Ungenutzter Wellenbrecher
Da eine dritte Corona-Welle befürchtet wird, weil die britische Mutante B.1.1.7 einen höheren R-Wert als das bisher verbreitete Virus hat, reicht ein wöchentlicher Test möglicherweise nicht. Bei einer Verdoppelung fiele der Effekt aber entsprechend stärker aus.
"Würden sich 50 Prozent der Bevölkerung zweimal wöchentlich mit Selbsttests testen und dann bei positivem Ergebnis sofort isolieren, könnte der Effekt etwa so stark sein wie der Lockdown von Mitte Dezember 2020 bis Februar 2021", sagte Rapidtest-Mitglied Nik Kolb ntv.de. "Regelmäßige Selbsttests sind also eines der besten zusätzlichen Instrumente um die Pandemie zu kontrollieren und trotzdem wenden wir es nicht an."
Die Befürchtung, dafür gäbe es wie bei den PCR-Tests nicht ausreichend hohe Kapazitäten, teilt Kolb nicht. Mittelfristig rechne er nicht mit Engpässen. Ein Sprecher des Bundesgesundheitsministeriums sagte heute, Deutschland habe sich für dieses Jahr 500 Millionen Stück und zusätzlich auf europäischem Wege 300 Millionen Schnelltests gesichert.

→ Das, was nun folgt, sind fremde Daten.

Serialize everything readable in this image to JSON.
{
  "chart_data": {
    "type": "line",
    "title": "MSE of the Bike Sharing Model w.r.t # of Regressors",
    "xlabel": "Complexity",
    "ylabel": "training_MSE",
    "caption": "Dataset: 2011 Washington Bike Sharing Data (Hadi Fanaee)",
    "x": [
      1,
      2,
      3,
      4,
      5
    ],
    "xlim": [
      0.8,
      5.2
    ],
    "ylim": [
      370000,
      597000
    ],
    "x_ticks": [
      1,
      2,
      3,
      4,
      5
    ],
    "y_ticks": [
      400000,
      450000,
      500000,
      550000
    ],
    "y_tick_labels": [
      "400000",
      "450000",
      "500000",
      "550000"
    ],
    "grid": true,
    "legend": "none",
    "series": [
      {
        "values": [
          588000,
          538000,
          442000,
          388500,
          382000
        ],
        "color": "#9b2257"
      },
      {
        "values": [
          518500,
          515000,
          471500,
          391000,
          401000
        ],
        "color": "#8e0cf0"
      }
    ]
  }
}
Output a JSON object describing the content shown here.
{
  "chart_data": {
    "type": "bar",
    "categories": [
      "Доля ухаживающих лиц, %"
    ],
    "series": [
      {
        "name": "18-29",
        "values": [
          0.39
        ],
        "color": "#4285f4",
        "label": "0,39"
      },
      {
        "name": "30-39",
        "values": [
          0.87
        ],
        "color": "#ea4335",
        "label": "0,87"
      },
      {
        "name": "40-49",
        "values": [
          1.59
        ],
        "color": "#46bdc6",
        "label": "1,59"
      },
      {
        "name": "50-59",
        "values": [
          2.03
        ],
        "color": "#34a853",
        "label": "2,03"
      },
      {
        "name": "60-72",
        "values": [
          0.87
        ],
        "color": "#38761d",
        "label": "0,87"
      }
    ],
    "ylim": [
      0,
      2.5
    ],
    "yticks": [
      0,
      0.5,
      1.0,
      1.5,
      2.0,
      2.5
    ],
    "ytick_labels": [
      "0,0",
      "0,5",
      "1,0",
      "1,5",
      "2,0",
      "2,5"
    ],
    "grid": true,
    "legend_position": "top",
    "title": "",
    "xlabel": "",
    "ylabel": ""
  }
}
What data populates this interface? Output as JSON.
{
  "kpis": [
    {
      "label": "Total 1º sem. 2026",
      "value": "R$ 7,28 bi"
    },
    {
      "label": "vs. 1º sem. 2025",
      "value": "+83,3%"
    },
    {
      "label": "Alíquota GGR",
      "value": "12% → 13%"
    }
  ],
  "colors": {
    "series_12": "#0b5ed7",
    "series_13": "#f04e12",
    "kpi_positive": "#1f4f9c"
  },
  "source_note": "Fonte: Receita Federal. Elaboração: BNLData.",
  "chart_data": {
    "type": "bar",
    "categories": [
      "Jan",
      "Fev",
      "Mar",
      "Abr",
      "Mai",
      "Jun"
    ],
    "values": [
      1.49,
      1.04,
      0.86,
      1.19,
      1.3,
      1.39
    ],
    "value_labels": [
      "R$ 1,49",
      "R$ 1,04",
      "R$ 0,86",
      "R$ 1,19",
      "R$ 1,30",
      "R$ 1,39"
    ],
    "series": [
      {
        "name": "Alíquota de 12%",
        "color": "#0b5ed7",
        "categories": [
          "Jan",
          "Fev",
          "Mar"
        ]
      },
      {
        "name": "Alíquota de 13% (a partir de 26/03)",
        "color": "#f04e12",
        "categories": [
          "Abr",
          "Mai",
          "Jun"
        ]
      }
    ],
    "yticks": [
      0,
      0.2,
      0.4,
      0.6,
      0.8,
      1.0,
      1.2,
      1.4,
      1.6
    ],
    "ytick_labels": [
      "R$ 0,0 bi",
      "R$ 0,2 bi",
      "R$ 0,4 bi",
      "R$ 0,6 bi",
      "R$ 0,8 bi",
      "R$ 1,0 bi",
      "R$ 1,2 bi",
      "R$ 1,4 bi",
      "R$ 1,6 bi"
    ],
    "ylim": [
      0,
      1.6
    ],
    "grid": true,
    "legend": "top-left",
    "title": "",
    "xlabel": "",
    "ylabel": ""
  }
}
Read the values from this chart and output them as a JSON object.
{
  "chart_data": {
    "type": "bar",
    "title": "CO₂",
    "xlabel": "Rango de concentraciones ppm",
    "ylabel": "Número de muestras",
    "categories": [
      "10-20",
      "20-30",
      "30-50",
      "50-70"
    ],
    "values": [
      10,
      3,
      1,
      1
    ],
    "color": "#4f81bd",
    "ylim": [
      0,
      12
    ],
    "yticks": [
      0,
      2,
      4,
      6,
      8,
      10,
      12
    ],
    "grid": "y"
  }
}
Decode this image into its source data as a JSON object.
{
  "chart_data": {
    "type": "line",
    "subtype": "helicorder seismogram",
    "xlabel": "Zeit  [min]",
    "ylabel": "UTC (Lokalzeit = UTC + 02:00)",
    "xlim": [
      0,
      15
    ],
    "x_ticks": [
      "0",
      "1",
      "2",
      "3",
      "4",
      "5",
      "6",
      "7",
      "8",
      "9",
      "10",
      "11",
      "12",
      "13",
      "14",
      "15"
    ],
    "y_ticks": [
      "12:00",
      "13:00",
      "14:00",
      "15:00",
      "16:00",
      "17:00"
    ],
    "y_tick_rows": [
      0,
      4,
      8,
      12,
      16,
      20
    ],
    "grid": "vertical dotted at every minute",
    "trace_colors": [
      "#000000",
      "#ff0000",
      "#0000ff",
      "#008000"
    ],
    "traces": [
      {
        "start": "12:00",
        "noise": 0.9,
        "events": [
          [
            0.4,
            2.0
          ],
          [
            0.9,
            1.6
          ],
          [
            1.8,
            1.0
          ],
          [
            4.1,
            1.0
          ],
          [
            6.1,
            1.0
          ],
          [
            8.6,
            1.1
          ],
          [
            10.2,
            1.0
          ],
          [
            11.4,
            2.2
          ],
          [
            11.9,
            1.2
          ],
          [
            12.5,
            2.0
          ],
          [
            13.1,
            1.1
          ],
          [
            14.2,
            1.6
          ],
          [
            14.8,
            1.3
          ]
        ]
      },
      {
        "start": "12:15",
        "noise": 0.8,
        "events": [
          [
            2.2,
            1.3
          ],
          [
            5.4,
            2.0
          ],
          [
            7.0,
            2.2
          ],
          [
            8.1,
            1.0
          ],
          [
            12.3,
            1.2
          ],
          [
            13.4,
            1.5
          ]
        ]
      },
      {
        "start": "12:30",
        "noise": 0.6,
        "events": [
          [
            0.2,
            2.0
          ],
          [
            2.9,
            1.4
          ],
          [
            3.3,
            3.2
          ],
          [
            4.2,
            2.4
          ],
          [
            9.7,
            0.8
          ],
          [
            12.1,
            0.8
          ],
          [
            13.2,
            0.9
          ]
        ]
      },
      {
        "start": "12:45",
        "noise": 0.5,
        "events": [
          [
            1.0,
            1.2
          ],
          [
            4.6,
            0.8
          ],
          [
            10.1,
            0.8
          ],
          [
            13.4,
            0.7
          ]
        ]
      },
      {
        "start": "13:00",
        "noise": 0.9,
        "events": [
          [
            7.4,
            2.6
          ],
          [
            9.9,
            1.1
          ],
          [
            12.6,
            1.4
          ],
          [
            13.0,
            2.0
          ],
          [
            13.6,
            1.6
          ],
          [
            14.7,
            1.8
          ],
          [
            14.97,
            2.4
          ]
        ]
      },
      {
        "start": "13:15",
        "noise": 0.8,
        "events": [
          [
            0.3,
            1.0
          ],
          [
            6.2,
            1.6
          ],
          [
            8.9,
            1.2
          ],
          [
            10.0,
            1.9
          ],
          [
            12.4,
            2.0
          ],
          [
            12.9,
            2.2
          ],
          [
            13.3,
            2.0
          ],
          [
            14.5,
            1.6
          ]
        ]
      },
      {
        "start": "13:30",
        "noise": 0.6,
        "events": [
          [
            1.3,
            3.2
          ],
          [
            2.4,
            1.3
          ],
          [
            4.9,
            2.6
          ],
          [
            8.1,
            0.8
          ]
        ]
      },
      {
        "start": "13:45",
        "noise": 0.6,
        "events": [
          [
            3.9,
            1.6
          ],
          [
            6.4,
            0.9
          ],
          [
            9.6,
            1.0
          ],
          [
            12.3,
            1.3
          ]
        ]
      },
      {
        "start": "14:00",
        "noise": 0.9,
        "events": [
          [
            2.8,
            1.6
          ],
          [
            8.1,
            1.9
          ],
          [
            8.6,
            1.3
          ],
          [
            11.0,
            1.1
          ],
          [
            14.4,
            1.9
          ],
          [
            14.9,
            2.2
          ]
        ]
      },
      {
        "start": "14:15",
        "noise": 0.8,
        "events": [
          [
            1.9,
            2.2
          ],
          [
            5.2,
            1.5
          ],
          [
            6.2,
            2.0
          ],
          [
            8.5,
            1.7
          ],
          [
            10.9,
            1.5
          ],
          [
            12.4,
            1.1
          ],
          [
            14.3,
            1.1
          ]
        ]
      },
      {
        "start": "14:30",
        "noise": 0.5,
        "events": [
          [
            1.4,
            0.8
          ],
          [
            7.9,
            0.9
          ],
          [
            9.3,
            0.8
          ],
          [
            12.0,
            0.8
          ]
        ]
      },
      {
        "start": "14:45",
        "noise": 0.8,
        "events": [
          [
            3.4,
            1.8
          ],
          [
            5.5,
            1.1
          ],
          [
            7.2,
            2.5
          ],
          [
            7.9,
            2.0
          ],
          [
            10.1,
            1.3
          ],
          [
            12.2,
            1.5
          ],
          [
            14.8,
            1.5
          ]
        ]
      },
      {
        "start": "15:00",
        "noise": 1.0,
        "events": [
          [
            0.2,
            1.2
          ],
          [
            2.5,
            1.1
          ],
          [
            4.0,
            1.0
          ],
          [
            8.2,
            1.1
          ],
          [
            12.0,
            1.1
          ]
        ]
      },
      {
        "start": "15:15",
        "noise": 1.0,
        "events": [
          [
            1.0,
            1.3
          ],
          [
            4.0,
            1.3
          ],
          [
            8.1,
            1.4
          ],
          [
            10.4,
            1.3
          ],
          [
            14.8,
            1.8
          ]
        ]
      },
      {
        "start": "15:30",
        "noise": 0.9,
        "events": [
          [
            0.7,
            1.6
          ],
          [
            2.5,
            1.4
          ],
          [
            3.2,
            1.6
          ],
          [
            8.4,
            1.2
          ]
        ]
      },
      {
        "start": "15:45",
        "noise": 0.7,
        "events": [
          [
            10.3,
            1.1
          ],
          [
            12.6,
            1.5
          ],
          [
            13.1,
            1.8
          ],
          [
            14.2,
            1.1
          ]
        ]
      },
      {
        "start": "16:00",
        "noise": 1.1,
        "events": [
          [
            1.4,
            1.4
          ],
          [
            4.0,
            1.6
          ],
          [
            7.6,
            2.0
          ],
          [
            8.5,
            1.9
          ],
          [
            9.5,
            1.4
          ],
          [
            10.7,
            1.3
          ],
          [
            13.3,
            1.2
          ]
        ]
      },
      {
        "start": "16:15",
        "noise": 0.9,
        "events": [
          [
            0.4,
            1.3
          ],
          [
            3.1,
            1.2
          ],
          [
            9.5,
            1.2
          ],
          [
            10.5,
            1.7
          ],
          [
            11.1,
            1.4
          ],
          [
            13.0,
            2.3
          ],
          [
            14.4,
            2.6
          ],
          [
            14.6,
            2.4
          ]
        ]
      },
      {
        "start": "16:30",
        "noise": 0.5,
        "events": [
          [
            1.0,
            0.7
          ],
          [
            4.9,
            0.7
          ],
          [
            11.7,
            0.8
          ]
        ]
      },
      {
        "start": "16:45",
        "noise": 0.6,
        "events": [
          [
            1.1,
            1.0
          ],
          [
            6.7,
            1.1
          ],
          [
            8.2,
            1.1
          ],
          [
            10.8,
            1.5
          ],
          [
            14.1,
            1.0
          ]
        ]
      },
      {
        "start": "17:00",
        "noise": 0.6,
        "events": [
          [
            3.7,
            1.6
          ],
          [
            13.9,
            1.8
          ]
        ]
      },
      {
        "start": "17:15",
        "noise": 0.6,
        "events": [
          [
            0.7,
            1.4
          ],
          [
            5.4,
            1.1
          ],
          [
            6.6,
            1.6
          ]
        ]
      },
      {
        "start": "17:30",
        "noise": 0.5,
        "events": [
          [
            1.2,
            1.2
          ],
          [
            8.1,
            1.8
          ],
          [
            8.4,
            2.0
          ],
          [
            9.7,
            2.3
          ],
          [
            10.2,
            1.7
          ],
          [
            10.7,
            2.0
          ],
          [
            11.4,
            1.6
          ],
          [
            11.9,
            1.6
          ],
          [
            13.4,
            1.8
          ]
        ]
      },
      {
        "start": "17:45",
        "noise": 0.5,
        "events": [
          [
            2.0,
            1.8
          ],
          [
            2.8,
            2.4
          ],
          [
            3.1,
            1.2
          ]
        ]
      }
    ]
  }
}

"Mittelfristig keine Engpässe"
Wenn die Lizenzen für Heimtests erteilt werden, dürften die Hersteller recht schnell in der Lage sein, große Mengen zu liefern. Die Hamburger Firma MEDsan gab beispielsweise bei "Stern TV" an, bis zu 1,2 Millionen Tests täglich produzieren zu können. Preis: 5 Euro pro Stück. Laut Nik Kolb haben derzeit bereits über 30 Unternehmen einen Antrag auf Sonderzulassung gestellt.
Die Chancen, dass die Kosten für Heimtests zumindest teilweise übernommen werden, sind recht gut. Das Bundesgesundheitsministerium schreibt, dies liege in der Zuständigkeit der Länder. Die Nationale Teststrategie des Bundes halte einen niedrigschwelligen Zugang für alle Bürgerinnen und Bürger - gegebenenfalls gegen eine geringe Eigenbeteiligung von 1 Euro - für sinnvoll.